Dawlish Ranger, Steve, points out the tiny flowers of the Warren Crocus.

At first we can’t see anything.  You need to look carefully to spot these rare and diminutive plants.

Steve: “Is it rare or can no one be bothered to look for it?”

We become aware of crushing the crocuses under our booted feet and ask if trampling spreads the seed.

Steve: “The trouble with trampling…you need diffuse trampling.”

(Clue for the day)

If you trample too heavily in one place it crushes the flowers before they can set seed, though a little light trampling after the seed is set may be a good thing for dispersal.

Walking further into the Warren along the spit, we find a clump of Spanish bluebells.  In contrast to the crocuses they appear like brutish imposters.

A sign at the very end of the spit reads:


(Huge bird flocks must rest ahead when tide is very high)

You need to look carefully; the lettering is weathered, obscured.

(And I fail to grasp this second clue)

At the far end of the spit, our feet sink into the wet sand leaving deep footprints.  Sharp little beak holes in the sand alert us to the most delicate of footprints scattered across the sand’s surface —Dunlin, we guess.

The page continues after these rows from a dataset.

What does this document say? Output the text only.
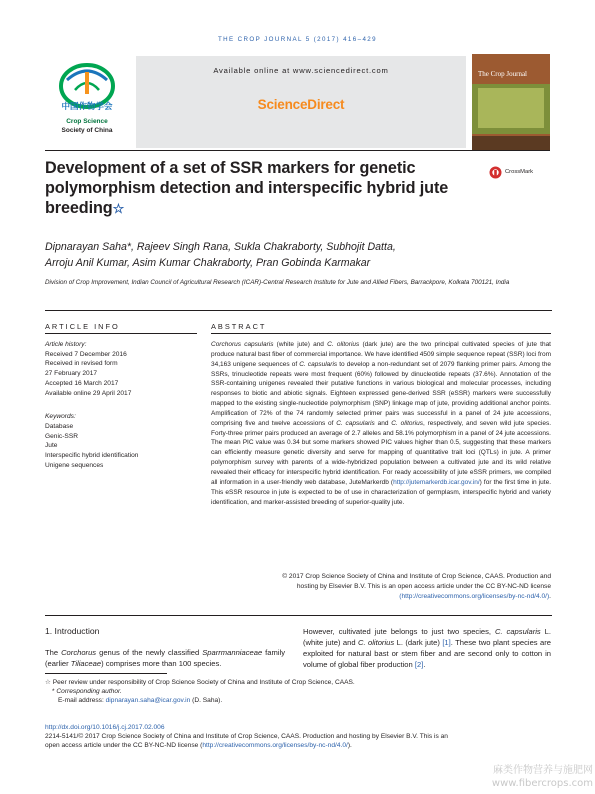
THE CROP JOURNAL 5 (2017) 416–429
中国作物学会
Crop Science
Society of China
Available online at www.sciencedirect.com
ScienceDirect
The Crop Journal
Development of a set of SSR markers for genetic polymorphism detection and interspecific hybrid jute breeding☆
CrossMark
Dipnarayan Saha*, Rajeev Singh Rana, Sukla Chakraborty, Subhojit Datta,
Arroju Anil Kumar, Asim Kumar Chakraborty, Pran Gobinda Karmakar
Division of Crop Improvement, Indian Council of Agricultural Research (ICAR)-Central Research Institute for Jute and Allied Fibers, Barrackpore, Kolkata 700121, India
ARTICLE INFO
Article history:
Received 7 December 2016
Received in revised form
27 February 2017
Accepted 16 March 2017
Available online 29 April 2017
Keywords:
Database
Genic-SSR
Jute
Interspecific hybrid identification
Unigene sequences
ABSTRACT
Corchorus capsularis (white jute) and C. olitorius (dark jute) are the two principal cultivated species of jute that produce natural bast fiber of commercial importance. We have identified 4509 simple sequence repeat (SSR) loci from 34,163 unigene sequences of C. capsularis to develop a non-redundant set of 2079 flanking primer pairs. Among the SSRs, trinucleotide repeats were most frequent (60%) followed by dinucleotide repeats (37.6%). Annotation of the SSR-containing unigenes revealed their putative functions in various biological and molecular processes, including responses to biotic and abiotic signals. Eighteen expressed gene-derived SSR (eSSR) markers were successfully mapped to the existing single-nucleotide polymorphism (SNP) linkage map of jute, providing additional anchor points. Amplification of 72% of the 74 randomly selected primer pairs was successful in a panel of 24 jute accessions, comprising five and twelve accessions of C. capsularis and C. olitorius, respectively, and seven wild jute species. Forty-three primer pairs produced an average of 2.7 alleles and 58.1% polymorphism in a panel of 24 jute accessions. The mean PIC value was 0.34 but some markers showed PIC values higher than 0.5, suggesting that these markers can efficiently measure genetic diversity and serve for mapping of quantitative trait loci (QTLs) in jute. A primer polymorphism survey with parents of a wide-hybridized population between a cultivated jute and its wild relative revealed their efficacy for interspecific hybrid identification. For ready accessibility of jute eSSR primers, we compiled all information in a user-friendly web database, JuteMarkerdb (http://jutemarkerdb.icar.gov.in/) for the first time in jute. This eSSR resource in jute is expected to be of use in characterization of germplasm, interspecific hybrid and variety identification, and marker-assisted breeding of superior-quality jute.
© 2017 Crop Science Society of China and Institute of Crop Science, CAAS. Production and
hosting by Elsevier B.V. This is an open access article under the CC BY-NC-ND license
(http://creativecommons.org/licenses/by-nc-nd/4.0/).
1. Introduction
The Corchorus genus of the newly classified Sparrmanniaceae family (earlier Tiliaceae) comprises more than 100 species.
However, cultivated jute belongs to just two species, C. capsularis L. (white jute) and C. olitorius L. (dark jute) [1]. These two plant species are exploited for natural bast or stem fiber and are second only to cotton in volume of global fiber production [2].
☆ Peer review under responsibility of Crop Science Society of China and Institute of Crop Science, CAAS.
* Corresponding author.
E-mail address: dipnarayan.saha@icar.gov.in (D. Saha).
http://dx.doi.org/10.1016/j.cj.2017.02.006
2214-5141/© 2017 Crop Science Society of China and Institute of Crop Science, CAAS. Production and hosting by Elsevier B.V. This is an
open access article under the CC BY-NC-ND license (http://creativecommons.org/licenses/by-nc-nd/4.0/).
麻类作物营养与施肥网
www.fibercrops.com
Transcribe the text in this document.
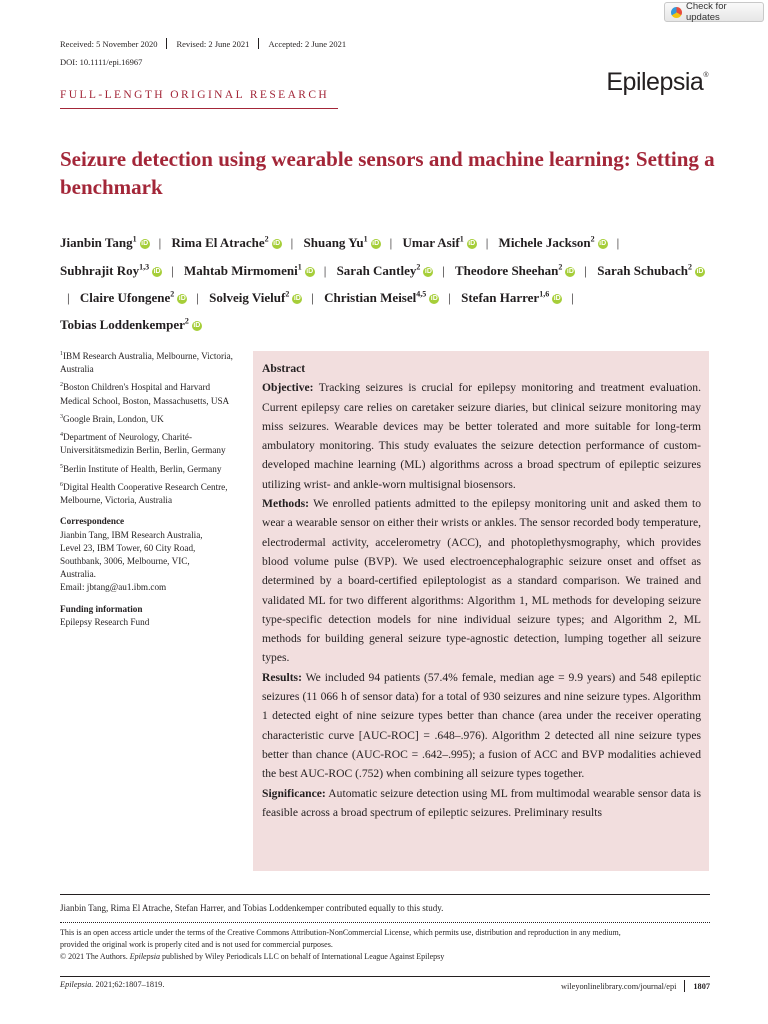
Check for updates
Received: 5 November 2020 Revised: 2 June 2021 Accepted: 2 June 2021
DOI: 10.1111/epi.16967
Epilepsia®
FULL-LENGTH ORIGINAL RESEARCH
Seizure detection using wearable sensors and machine learning: Setting a benchmark
Jianbin Tang$^1$ iD | Rima El Atrache$^2$ iD | Shuang Yu$^1$ iD | Umar Asif$^1$ iD | Michele Jackson$^2$ iD | Subhrajit Roy$^{1,3}$ iD | Mahtab Mirmomeni$^1$ iD | Sarah Cantley$^2$ iD | Theodore Sheehan$^2$ iD | Sarah Schubach$^2$ iD| Claire Ufongene$^2$ iD | Solveig Vieluf$^2$ iD | Christian Meisel$^{4,5}$ iD | Stefan Harrer$^{1,6}$ iD | Tobias Loddenkemper$^2$ iD
$^1$IBM Research Australia, Melbourne, Victoria, Australia
$^2$Boston Children's Hospital and Harvard Medical School, Boston, Massachusetts, USA
$^3$Google Brain, London, UK
$^4$Department of Neurology, Charité-Universitätsmedizin Berlin, Berlin, Germany
$^5$Berlin Institute of Health, Berlin, Germany
$^6$Digital Health Cooperative Research Centre, Melbourne, Victoria, Australia
Correspondence
Jianbin Tang, IBM Research Australia,
Level 23, IBM Tower, 60 City Road,
Southbank, 3006, Melbourne, VIC,
Australia.
Email: jbtang@au1.ibm.com
Funding information
Epilepsy Research Fund
Abstract

Objective: Tracking seizures is crucial for epilepsy monitoring and treatment evaluation. Current epilepsy care relies on caretaker seizure diaries, but clinical seizure monitoring may miss seizures. Wearable devices may be better tolerated and more suitable for long-term ambulatory monitoring. This study evaluates the seizure detection performance of custom-developed machine learning (ML) algorithms across a broad spectrum of epileptic seizures utilizing wrist- and ankle-worn multisignal biosensors.

Methods: We enrolled patients admitted to the epilepsy monitoring unit and asked them to wear a wearable sensor on either their wrists or ankles. The sensor recorded body temperature, electrodermal activity, accelerometry (ACC), and photoplethysmography, which provides blood volume pulse (BVP). We used electroencephalographic seizure onset and offset as determined by a board-certified epileptologist as a standard comparison. We trained and validated ML for two different algorithms: Algorithm 1, ML methods for developing seizure type-specific detection models for nine individual seizure types; and Algorithm 2, ML methods for building general seizure type-agnostic detection, lumping together all seizure types.

Results: We included 94 patients (57.4% female, median age = 9.9 years) and 548 epileptic seizures (11 066 h of sensor data) for a total of 930 seizures and nine seizure types. Algorithm 1 detected eight of nine seizure types better than chance (area under the receiver operating characteristic curve [AUC-ROC] = .648–.976). Algorithm 2 detected all nine seizure types better than chance (AUC-ROC = .642–.995); a fusion of ACC and BVP modalities achieved the best AUC-ROC (.752) when combining all seizure types together.

Significance: Automatic seizure detection using ML from multimodal wearable sensor data is feasible across a broad spectrum of epileptic seizures. Preliminary results

Jianbin Tang, Rima El Atrache, Stefan Harrer, and Tobias Loddenkemper contributed equally to this study.
This is an open access article under the terms of the Creative Commons Attribution-NonCommercial License, which permits use, distribution and reproduction in any medium,
provided the original work is properly cited and is not used for commercial purposes.
© 2021 The Authors. Epilepsia published by Wiley Periodicals LLC on behalf of International League Against Epilepsy
Epilepsia. 2021;62:1807–1819.	wileyonlinelibrary.com/journal/epi 1807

Are we careless, monstrous?

“No” says Susie “We are allowed to be here too.”


Bellows the megaphone from a tourist boat.

The seal at the sea’s edge lumbers elegantly when we get too close.

Its mass equates to ours.

We are allowed then, like the seal, just as Susie says.

At the end of the day we try out some gestures together, mimicking the dignified movements of tufts of marram grass that we have observed leaning sideways into each other and drawing perfect arcs in the sand.

Our attempts at marram calligraphy are coarse compared to the real thing.

Frustrated, I break the no-talk rule, becoming bossy.

It’s a case of direct trampling.

As this sinks in, I resolve to GIVE WAY a bit more from now on.

A successful collaboration, I’m learning, is based on diffuse (rather than direct) trampling.  Disperse — don’t crush — the seed.